Advances in precision medicine are adding new layers of complexity to the patient selection process. Clinicians are conducting increasingly intricate analyses to identify the most likely responders, such as verifying the presence of genetic targets in a patient’s tumors and the absence of potentially complicating factors. If improving patient selection creates more upfront work, experts such as Shivaani Kummar, MD, chair of molecular oncology and codirector of the Center for Experimental Therapeutics at the Knight Cancer Institute at Oregon Health & Science University in Portland, say that the added effort may be well worth it.

Dr Kummar points to the FDA’s recent approval of the anticancer drug tovorafenib as cause for excitement. The accelerated approval provided the first systemic therapy for pediatric patients with relapsed or treatment-refractory BRAF-altered low-grade gliomas. In the 76-patient, multicenter, open-label trial that helped tovorafenib to win approval, clinicians excluded children who were harboring additional activating molecular alterations such as IDH1/2 or FGFR mutations or who had a known or suspected diagnosis of neurofibromatosis type 1.

A big advantage of well-considered patient selection, Dr Kummar says, is that fewer enrollees may be needed to show a significant treatment effect. For tovorafenib, an overall response rate of 51% among the 76 patients was enough to win over regulators. “Creating and sustaining that infrastructure to do better patient selection, get more patients on these trials to expedite the evaluation of these drugs is, I think, one of the major challenges that we are facing,” she says. Earlier hints of clinical activity, in turn, could increase the motivation of oncologists to refer their patients to such trials and thereby aid enrollment, Dr Kummar says.

Observers have long cited a lack of data sharing among clinical trial sponsors as yet another obstacle to a more efficient drug-approval process. The publication of negative trial results, Dr Kummar and Dr Subbiah agree, could be particularly helpful. “If you work on a particular target and some things don’t work out in your pipeline or you learn something, if that was out in the scientific literature, then maybe the next sponsor that tries to do it may end up thinking about it differently and having a different development plan,” Dr Kummar says.

The US government may be the best positioned entity to bring more data sharing to cancer drug development. Since the FDA launched Project Optimus, which is aimed at encouraging the most efficacious dose in clinical drug trials by requiring sponsors to justify doses beyond just toxicity concerns, Dr Kummar says that she has seen a change in how trial sponsors are considering optimizing the recommended dose. The federal government could spur a similar change for data sharing, although she and other experts acknowledge the challenges of getting pharmaceutical companies to share more data—positive or negative—without being overly prescriptive and discouraging the considerable investment necessary for drug development.

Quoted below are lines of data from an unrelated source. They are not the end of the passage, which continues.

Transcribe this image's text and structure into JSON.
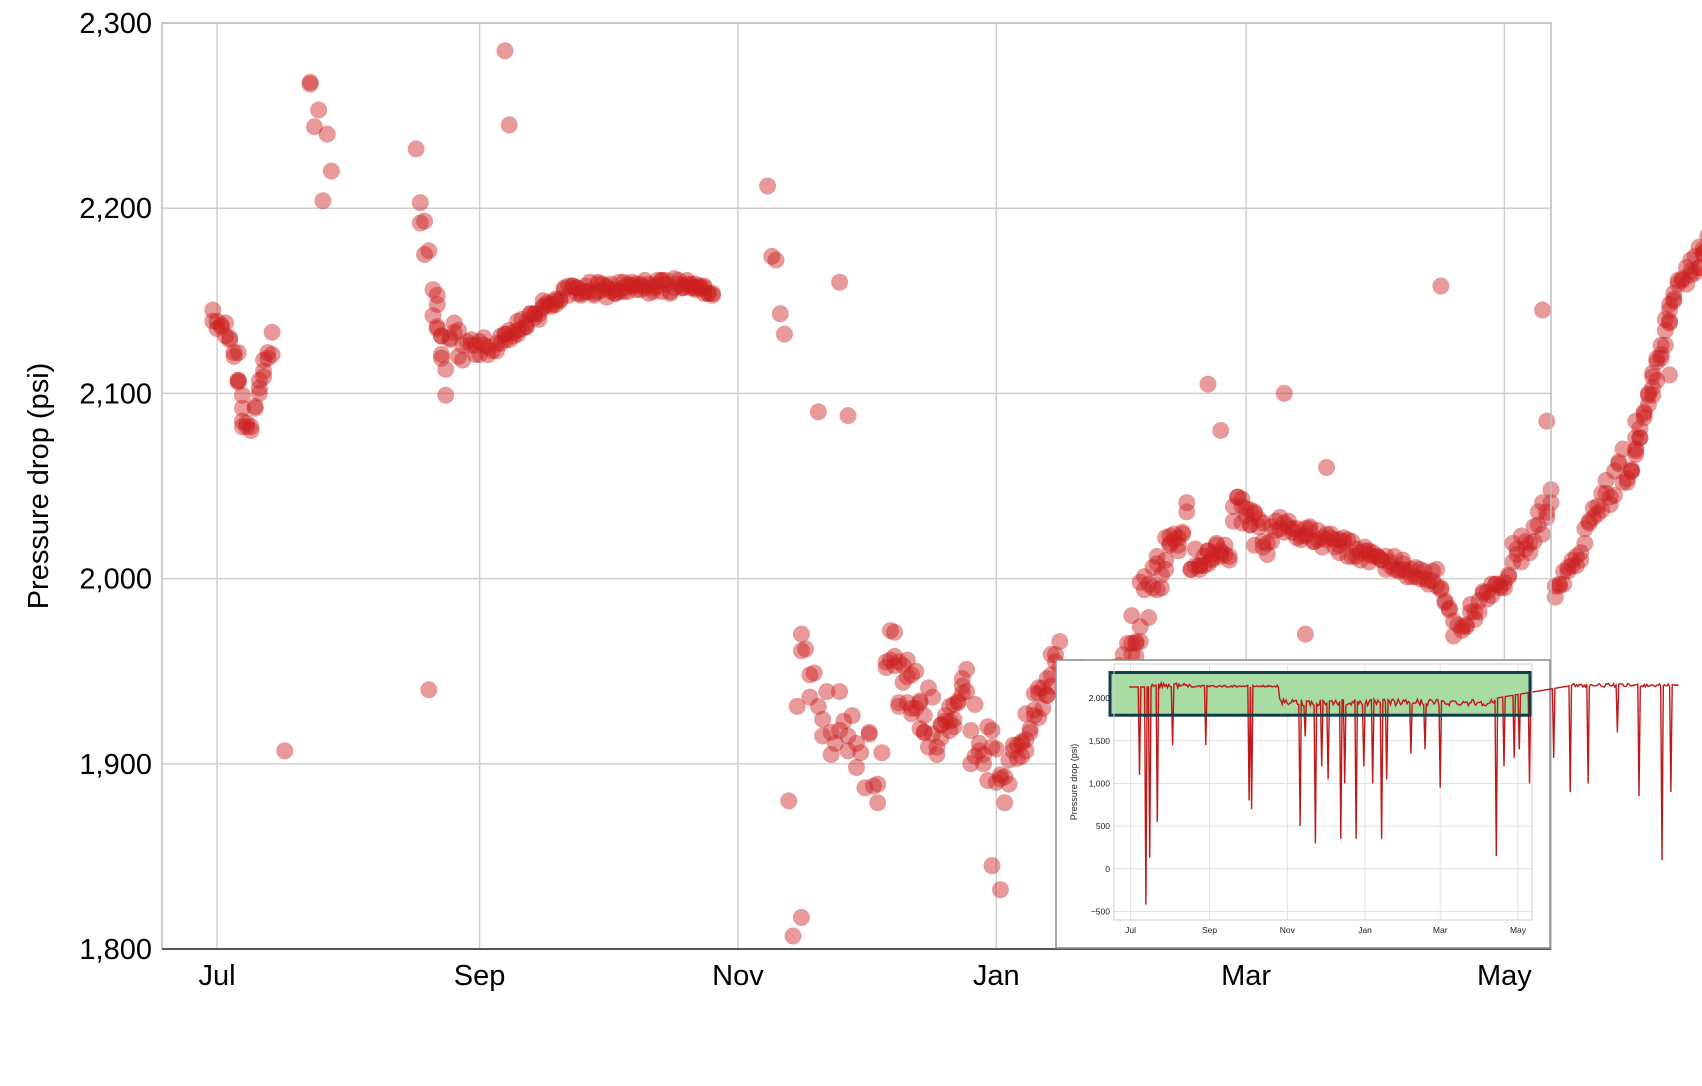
{
  "chart_data": [
    {
      "type": "scatter",
      "title": "",
      "xlabel": "",
      "ylabel": "Pressure drop (psi)",
      "ylim": [
        1800,
        2300
      ],
      "yticks": [
        "1,800",
        "1,900",
        "2,000",
        "2,100",
        "2,200",
        "2,300"
      ],
      "yticks_values": [
        1800,
        1900,
        2000,
        2100,
        2200,
        2300
      ],
      "xticks": [
        "Jul",
        "Sep",
        "Nov",
        "Jan",
        "Mar",
        "May"
      ],
      "xticks_values": [
        "2022-07-01",
        "2022-09-01",
        "2022-11-01",
        "2023-01-01",
        "2023-03-01",
        "2023-05-01"
      ],
      "xlim": [
        "2022-06-18",
        "2023-05-12"
      ],
      "grid": true,
      "marker_color": "#cc1f1f",
      "points": []
    },
    {
      "type": "line",
      "title": "",
      "xlabel": "",
      "ylabel": "Pressure drop (psi)",
      "ylim": [
        -600,
        2400
      ],
      "yticks": [
        "−500",
        "0",
        "500",
        "1,000",
        "1,500",
        "2,000"
      ],
      "yticks_values": [
        -500,
        0,
        500,
        1000,
        1500,
        2000
      ],
      "xticks": [
        "Jul",
        "Sep",
        "Nov",
        "Jan",
        "Mar",
        "May"
      ],
      "xticks_values": [
        "2022-07-01",
        "2022-09-01",
        "2022-11-01",
        "2023-01-01",
        "2023-03-01",
        "2023-05-01"
      ],
      "xlim": [
        "2022-06-18",
        "2023-05-12"
      ],
      "grid": true,
      "line_color": "#c01818",
      "highlight": {
        "y_from": 1800,
        "y_to": 2300,
        "fill": "#9fd89a",
        "border": "#143c46"
      },
      "x": [],
      "y": []
    }
  ]
}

Even so, the FDA has a global regulatory influence, Dr Subbiah says; what it requires in the United States tends to have a major impact on trials in other countries too. Through efforts such as Project Orbis, in fact, the FDA is seeking to improve regulatory coordination across the globe with the goal of providing earlier access to anticancer drugs approved in partnering countries.

“Harmonizing regulatory requirements and sharing data across continents and countries can reduce the duplication of efforts, decrease trial timelines, and ensure patient safety,” Dr Subbiah says. International collaboration also can improve access to clinical trials for patients in countries with limited resources and expertise, he adds. Reworking anticancer drug trials will not be an easy lift, but consensus is building on the need for fundamental change. “The status quo is not sustainable,” Dr Subbiah says.